Being a musician. It’s not a proper job, obviously. It’s something you do for fun isn’t it? But, amazingly, musicians actually expect to get paid when their music is broadcast on TV or radio. Here’s how it works, roughly speaking, for a commercially released song.
You compose a piece of music, a bunch of musicians record it, a record label releases it so TV and radio stations will broadcast it. That short, innocuous sentence is laden with legal rights. And, frankly, mind boggling complexity.
The people who composed the music own the copyright in the notes and lyrics. They usually share that copyright with a publisher (who rarely actually publishes anything like sheet music). The publisher earns his money by making sure the music gets broadcast on tv and radio and does the stuff related to that. Hopefully.
The musicians who play the music own rights as performers.
The record label who paid the studio to record it owns rights in the recording. Often the music publisher and the record label are different parts of the same music company.
In order to keep it simple (ha ha) all these people expecting dosh when music is broadcast use 2 main companies to do the admin – PRS (Performing Rights Society) and PPL (Phonographic Performance Limited).
So, show me the money. If a broadcaster had to negotiate payments with everyone separately the world would spontaneously combust, so they do the deal with the 2 companies that represent all those music types – PRS and PPL. A broadcaster pays for a blanket licence from PRS and PPL, in other words an agreed annual fee based on all sorts of things, like how many people they broadcast to and how many hours of music they play.
PRS represents composers and publishers. PPL represents performers and record labels. That’s (more or less) it. Can you improve on this, whilst keeping it succinct? Tell me!
Nice summary!
Would add that the “recording” rights are legally owned by the person(s) who caused the report to be made – this is right may be split between various people including the “producer” (who may well be separate from the record company and the artist). Less commonly, engineers and session players may make a claim on recording rights
This is a fun read: https://www.gov.uk/government/news/musicians-benefit-from-extended-copyright-term-for-sound-recordings
Thanks DK. He who knows how money is shuffled around in any business is the one that makes the money! It’s a subject I should really know more about. I’m doing a community reporter thing for BBC Radio Manchester in a couple of weeks (though not on music) and the question came up in a training event.

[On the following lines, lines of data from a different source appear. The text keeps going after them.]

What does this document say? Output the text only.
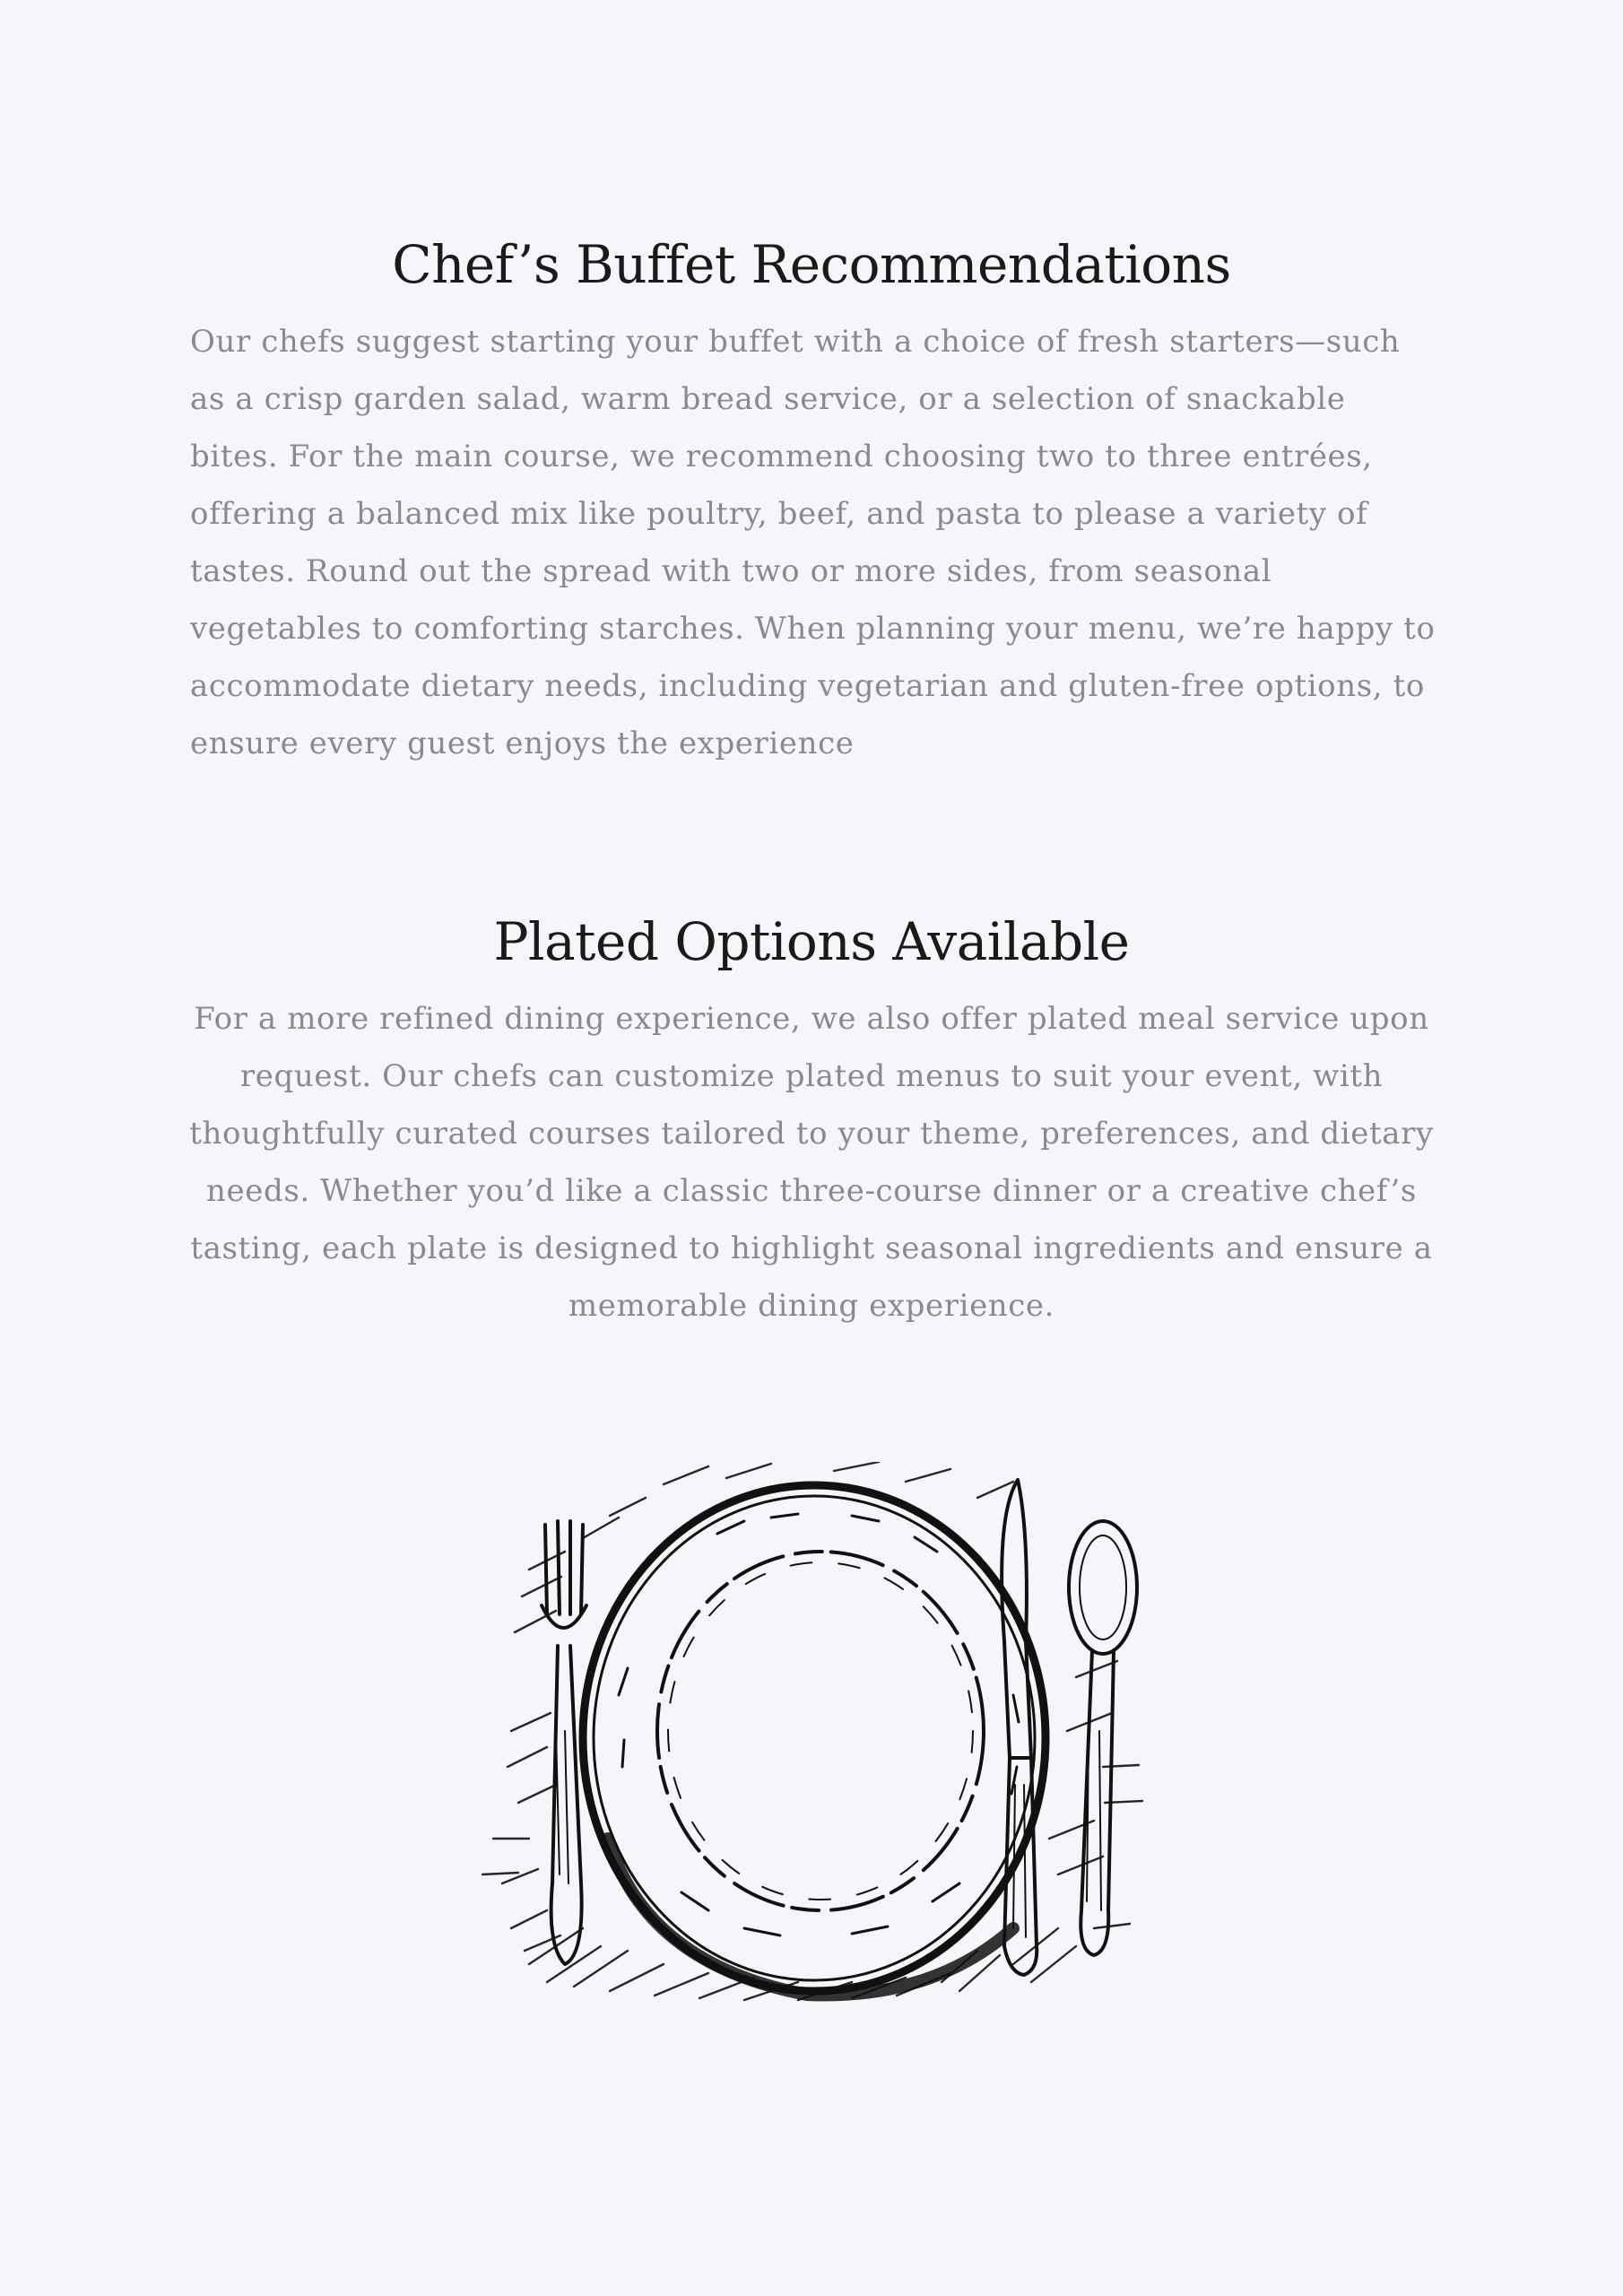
Chef’s Buffet Recommendations

Our chefs suggest starting your buffet with a choice of fresh starters—such as a crisp garden salad, warm bread service, or a selection of snackable bites. For the main course, we recommend choosing two to three entrées, offering a balanced mix like poultry, beef, and pasta to please a variety of tastes. Round out the spread with two or more sides, from seasonal vegetables to comforting starches. When planning your menu, we’re happy to accommodate dietary needs, including vegetarian and gluten-free options, to ensure every guest enjoys the experience

Plated Options Available

For a more refined dining experience, we also offer plated meal service upon request. Our chefs can customize plated menus to suit your event, with thoughtfully curated courses tailored to your theme, preferences, and dietary needs. Whether you’d like a classic three-course dinner or a creative chef’s tasting, each plate is designed to highlight seasonal ingredients and ensure a memorable dining experience.
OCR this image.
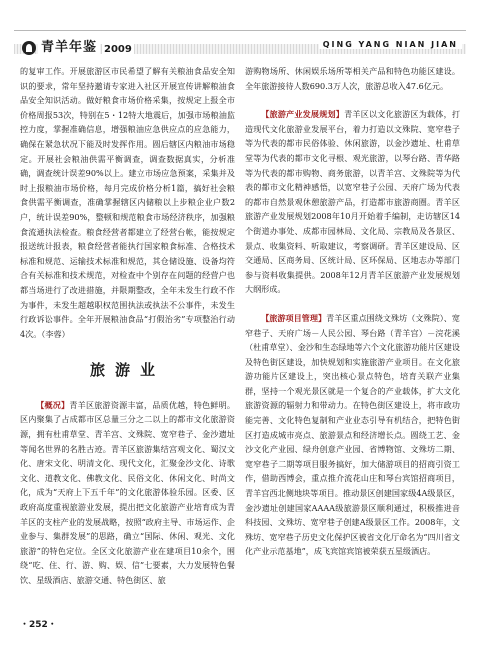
青羊年鉴 2009	QING YANG NIAN JIAN

的复审工作。开展旅游区市民希望了解有关粮油食品安全知识的要求，常年坚持邀请专家进入社区开展宣传讲解粮油食品安全知识活动。做好粮食市场价格采集，按规定上报全市价格周报53次，特别在5・12特大地震后，加强市场粮油监控力度，掌握准确信息，增强粮油应急供应点的应急能力，确保在紧急状况下能及时发挥作用。圆后辖区内粮油市场稳定。开展社会粮油供需平衡调查，调查数据真实，分析准确，调查统计误差90%以上。建立市场应急预案，采集并及时上报粮油市场价格，每月完成价格分析1篇，搞好社会粮食供需平衡调查，准确掌握辖区内储粮以上步粮企业户数2户，统计误差90%，整顿和规范粮食市场经济秩序，加强粮食流通执法检查。粮食经营者都建立了经营台帐，能按规定报送统计报表，粮食经营者能执行国家粮食标准、合格技术标准和规范、运输技术标准和规范，其仓储设施、设备均符合有关标准和技术规范，对检查中个别存在问题的经营户也都当场进行了改进措施，并限期整改，全年未发生行政不作为事件，未发生超越职权范围执法或执法不公事件，未发生行政诉讼事件。全年开展粮油食品“打假治劣”专项整治行动4次。（李蓉）

旅游业

【概况】青羊区旅游资源丰富，品质优越，特色鲜明。区内聚集了占成都市区总量三分之二以上的都市文化旅游资源，拥有杜甫草堂、青羊宫、文殊院、宽窄巷子、金沙遗址等闻名世界的名胜古迹。青羊区旅游集结宫观文化、蜀汉文化、唐宋文化、明清文化、现代文化，汇聚金沙文化、诗歌文化、道教文化、佛教文化、民俗文化、休闲文化、时尚文化，成为“天府上下五千年”的文化旅游体验乐园。区委、区政府高度重视旅游业发展，提出把文化旅游产业培育成为青羊区的支柱产业的发展战略，按照“政府主导、市场运作、企业参与、集群发展”的思路，确立“国际、休闲、观光、文化旅游”的特色定位。全区文化旅游产业在建项目10余个，围绕“吃、住、行、游、购、娱、信”七要素，大力发展特色餐饮、星级酒店、旅游交通、特色街区、旅

游购物场所、休闲娱乐场所等相关产品和特色功能区建设。全年旅游接待人数690.3万人次，旅游总收入47.6亿元。

【旅游产业发展规划】青羊区以文化旅游区为载体，打造现代文化旅游业发展平台，着力打造以文殊院、宽窄巷子等为代表的都市民俗体验、休闲旅游，以金沙遗址、杜甫草堂等为代表的都市文化寻根、观光旅游，以琴台路、青华路等为代表的都市购物、商务旅游，以青羊宫、文殊院等为代表的都市文化精神感悟，以宽窄巷子公园、天府广场为代表的都市自然景观休憩旅游产品，打造都市旅游商圈。青羊区旅游产业发展规划2008年10月开始着手编制，走访辖区14个街道办事处、成都市园林局、文化局、宗教局及各景区、景点、收集资料、听取建议，考察调研。青羊区建设局、区交通局、区商务局、区统计局、区环保局、区地志办等部门参与资料收集提供。2008年12月青羊区旅游产业发展规划大纲形成。

【旅游项目管理】青羊区重点围绕文殊坊（文殊院）、宽窄巷子、天府广场－人民公园、琴台路（青羊宫）－浣花溪（杜甫草堂）、金沙和生态绿地等六个文化旅游功能片区建设及特色街区建设，加快规划和实施旅游产业项目。在文化旅游功能片区建设上，突出核心景点特色，培育关联产业集群，坚持一个观光景区就是一个复合的产业载体，扩大文化旅游资源的辐射力和带动力。在特色街区建设上，将市政功能完善、文化特色复制和产业业态引导有机结合，把特色街区打造成城市亮点、旅游景点和经济增长点。圆绕工艺、金沙文化产业园、绿舟创意产业园、省博物馆、文殊坊二期、宽窄巷子二期等项目服务搞好，加大储游项目的招商引资工作，借助西博会，重点推介流花山庄和琴台宾馆招商项目，青羊宫西北侧地块等项目。推动景区创建国家级4A级景区，金沙遗址创建国家AAAA级旅游景区顺利通过，积极推进音科技园、文殊坊、宽窄巷子创建A级景区工作。2008年，文殊坊、宽窄巷子历史文化保护区被省文化厅命名为“四川省文化产业示范基地”，成飞宾馆宾馆被荣获五星级酒店。

・252・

reads great Pete – wondered if you could elaborate on mechanicals?traditionally was just for physical products dvd/cds but now covers pay per view and can be quite a significant income stream from what I gather, but a lot of publishers now just take 100% of this by default as most composers don’t realise its worth.
Thank you Ian, I’m looking more at songs and broadcasting here, rather than media music. Complicated, ain’t it?